Apple znane jest z tego, że często zmienia swoją politykę dopiero wtedy, gdy zostanie do tego zmuszone. Tak było m.in. w przypadku złącza USB-C w smartfonach oraz umożliwienia instalacji aplikacji z innych sklepów. W tym jednak firma z Cupertino nie musi nic zmieniać, bo Unia Europejska tak zdecydowała.
Apple udało się „wywinąć” Unii Europejskiej
Unia Europejska regularnie wprowadza nowe zasady, do których muszą dostosować się firmy, sprzedające swoje produkty i świadczące usługi na terenie Wspólnoty. Aktualnie mają one najwięcej roboty związanej z koniecznością dostosowania się do wymogów Aktu o usługach cyfrowych (Digital Services Act) i Aktu o rynkach cyfrowych (Digital Markets Act).
Ten ostatni reguluje funkcjonowanie na terenie Unii Europejskiej tzw. strażników dostępu. Są to platformy, które mają silną pozycję gospodarczą i istotny wpływ na rynek wewnętrzny oraz silną pozycję pośrednika (tj. łączą dużą liczbę użytkowników z dużą liczbą przedsiębiorstw), a także ugruntowaną pozycję na rynku.
We wrześniu 2023 roku ogłoszono, że za strażników dostępu uznane zostały m.in. WhatsApp, Messenger, TikTok, Facebook, Instagram, LinkedIn, Mapy Google, sklepy Google Play i App Store, przeglądarki Google Chrome i Safari, wyszukiwarka Google i serwis YouTube, a także systemy operacyjne Android, iOS i Windows.
Równocześnie dowiedzieliśmy się wówczas, że Komisja Europejska rozpoczęła cztery badania rynku, które miały na celu przeanalizowanie pozycji platformy Microsoft Advertising, przeglądarki Microsoft Edge i wyszukiwarki Microsoft Bing oraz komunikatora iMessage, gdyż Microsoft i Apple twierdzili, że nie spełniają one kryteriów strażników dostępu.
Dziś Komisja Europejska opublikowała komunikat, w którym poinformowała, że zamknęła badania rynkowe dotyczące ww. usług Microsoftu i Apple. Wszystkie dowiodły, że nie mogą one zostać uznane za strażników dostępu. Jednocześnie Komisja Europejska deklaruje, że będzie przyglądała się rozwojowi wszystkich czterech platform – niewykluczone, że w przyszłości zostaną one wciągnięte na listę strażników dostępu.

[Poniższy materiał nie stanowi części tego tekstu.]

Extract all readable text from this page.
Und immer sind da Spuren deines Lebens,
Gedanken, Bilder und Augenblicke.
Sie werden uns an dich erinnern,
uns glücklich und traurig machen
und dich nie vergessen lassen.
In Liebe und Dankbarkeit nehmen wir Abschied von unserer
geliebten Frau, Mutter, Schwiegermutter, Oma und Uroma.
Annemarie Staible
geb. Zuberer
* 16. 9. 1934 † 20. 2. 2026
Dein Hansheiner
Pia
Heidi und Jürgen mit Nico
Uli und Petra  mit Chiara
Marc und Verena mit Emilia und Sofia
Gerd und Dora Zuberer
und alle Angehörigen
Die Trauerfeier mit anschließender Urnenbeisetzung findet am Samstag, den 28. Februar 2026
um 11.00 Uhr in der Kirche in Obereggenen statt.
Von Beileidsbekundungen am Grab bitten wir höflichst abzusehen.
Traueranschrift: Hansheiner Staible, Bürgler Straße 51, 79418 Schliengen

Apple się cieszy, użytkownicy niekoniecznie
Gdyby Komisja Europejska uznała iMessage za strażnika dostępu, Apple musiałoby zapewnić interoperacyjność swojego komunikatora, co byłoby korzystne dla użytkowników Androida. To właśnie oni są „poszkodowani”, gdyż nie mogą korzystać z niewątpliwych zalet iMessage. Ponadto przez to w wybranych kręgach są dyskryminowani przez posiadaczy iPhone’ów – za to, że wiadomości od nich pojawiają się w zielonych dymkach, a nie niebieskich.
Pod koniec 2023 roku Apple zapowiedziało, że doda wsparcie dla RCS Universal Profile w 2024 roku, lecz jednocześnie potwierdziło, że wiadomości wysyłane ze smartfonów z Androidem nadal będą wyświetlane w zielonych dymkach. Mimo to można liczyć (mieć nadzieję), że użytkownicy Androida zyskają dzięki temu m.in. możliwość przesyłania plików w wyższej rozdzielczości niż MMS oraz potwierdzenia przeczytania wiadomości i animację pokazującą, że rozmówca odpisuje.
Apple nie sprecyzowało jednak, jak faktycznie będzie wyglądała integracja RCS w iMessage – zobaczymy, czas pokaże. W przypadku tej firmy wszystkie scenariusze są możliwe, w tym te niekorzystne z punktu widzenia użytkowników.